The beautiful, glorious truth is that we are not alone. We are of great value to the God who formed us, and we are only disconnected as long as we keep Him at a distance.

It isn’t surprising that the enemy of our souls works overtime to make sure we feel alone. We were created for fellowship with God and with other people, and that is where the enemy strikes.

It’s a very effective strategy. And we can only fight his strategy with truth.

Psalm 139:1-18 paints a beautiful picture of the way God knows us and cares for us, intimately, gently, completely.

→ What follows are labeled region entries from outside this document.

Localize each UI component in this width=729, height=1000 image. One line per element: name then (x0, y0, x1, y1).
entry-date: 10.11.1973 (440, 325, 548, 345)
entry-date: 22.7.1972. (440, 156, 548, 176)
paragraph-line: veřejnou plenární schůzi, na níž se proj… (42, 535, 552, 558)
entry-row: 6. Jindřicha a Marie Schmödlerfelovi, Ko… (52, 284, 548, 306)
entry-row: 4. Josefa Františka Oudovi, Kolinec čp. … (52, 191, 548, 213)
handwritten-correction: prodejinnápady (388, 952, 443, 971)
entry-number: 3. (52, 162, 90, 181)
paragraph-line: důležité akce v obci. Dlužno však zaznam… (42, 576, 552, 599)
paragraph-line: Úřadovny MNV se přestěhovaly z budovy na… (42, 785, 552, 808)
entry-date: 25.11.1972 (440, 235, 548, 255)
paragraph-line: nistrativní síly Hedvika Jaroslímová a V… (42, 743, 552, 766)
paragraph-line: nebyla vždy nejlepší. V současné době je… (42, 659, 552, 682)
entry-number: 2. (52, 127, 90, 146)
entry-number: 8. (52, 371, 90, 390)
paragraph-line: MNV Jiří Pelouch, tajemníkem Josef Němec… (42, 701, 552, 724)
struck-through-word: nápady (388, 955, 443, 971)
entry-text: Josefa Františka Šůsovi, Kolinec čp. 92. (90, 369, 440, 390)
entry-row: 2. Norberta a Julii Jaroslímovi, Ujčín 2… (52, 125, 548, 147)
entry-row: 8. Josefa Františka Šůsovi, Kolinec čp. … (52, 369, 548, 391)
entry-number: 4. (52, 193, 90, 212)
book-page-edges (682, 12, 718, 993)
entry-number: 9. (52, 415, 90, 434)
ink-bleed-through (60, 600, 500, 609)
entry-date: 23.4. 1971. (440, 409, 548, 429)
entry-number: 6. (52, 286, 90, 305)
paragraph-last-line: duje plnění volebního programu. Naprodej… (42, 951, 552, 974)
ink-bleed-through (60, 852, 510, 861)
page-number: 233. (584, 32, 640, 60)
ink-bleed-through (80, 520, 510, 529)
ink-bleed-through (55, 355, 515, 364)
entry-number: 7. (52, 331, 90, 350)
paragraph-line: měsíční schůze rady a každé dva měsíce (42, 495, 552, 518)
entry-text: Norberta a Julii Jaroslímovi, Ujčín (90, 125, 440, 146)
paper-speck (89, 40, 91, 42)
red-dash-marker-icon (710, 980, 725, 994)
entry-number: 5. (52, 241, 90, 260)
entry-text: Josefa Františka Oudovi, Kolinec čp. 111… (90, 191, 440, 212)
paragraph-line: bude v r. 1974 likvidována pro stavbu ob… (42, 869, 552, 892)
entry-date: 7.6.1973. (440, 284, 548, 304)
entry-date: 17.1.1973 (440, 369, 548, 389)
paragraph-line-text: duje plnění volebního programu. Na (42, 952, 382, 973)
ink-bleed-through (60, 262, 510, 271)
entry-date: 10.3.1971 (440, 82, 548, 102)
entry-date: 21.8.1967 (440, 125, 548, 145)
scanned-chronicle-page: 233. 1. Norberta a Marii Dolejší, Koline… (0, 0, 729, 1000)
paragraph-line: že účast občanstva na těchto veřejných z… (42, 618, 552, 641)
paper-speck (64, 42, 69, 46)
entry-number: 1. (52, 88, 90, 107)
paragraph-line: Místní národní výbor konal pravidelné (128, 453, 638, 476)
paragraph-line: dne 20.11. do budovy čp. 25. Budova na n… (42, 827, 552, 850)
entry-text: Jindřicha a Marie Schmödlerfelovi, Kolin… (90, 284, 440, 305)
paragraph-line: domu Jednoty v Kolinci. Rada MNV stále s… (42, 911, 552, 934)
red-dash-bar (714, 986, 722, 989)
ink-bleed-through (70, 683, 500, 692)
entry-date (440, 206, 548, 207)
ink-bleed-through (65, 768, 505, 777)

O Lord, you have searched me and known me!
You know when I sit down and when I rise up;
    you discern my thoughts from afar.
You search out my path and my lying down
    and are acquainted with all my ways.
Even before a word is on my tongue,
    behold, O Lord, you know it altogether.
You hem me in, behind and before,
    and lay your hand upon me.
 Such knowledge is too wonderful for me;
    it is high; I cannot attain it.

Where shall I go from your Spirit?
    Or where shall I flee from your presence?
 If I ascend to heaven, you are there!
    If I make my bed in Sheol, you are there!
 If I take the wings of the morning
    and dwell in the uttermost parts of the sea,
even there your hand shall lead me,
    and your right hand shall hold me.
 If I say, “Surely the darkness shall cover me,
    and the light about me be night,”
 even the darkness is not dark to you;
    the night is bright as the day,
    for darkness is as light with you.

For you formed my inward parts;
    you knitted me together in my mother’s womb.
 I praise you, for I am fearfully and wonderfully made.
Wonderful are your works;
    my soul knows it very well.
 My frame was not hidden from you,
when I was being made in secret,
    intricately woven in the depths of the earth.
 Your eyes saw my unformed substance;
in your book were written, every one of them,
    the days that were formed for me,
    when as yet there was none of them.

 How precious to me are your thoughts, O God!
    How vast is the sum of them!
 If I would count them, they are more than the sand.
    I awake, and I am still with you.

I get it. You are not alone.  These words are such a comfort, and there is good reason for this. We weren’t meant to be alone. And we aren’t.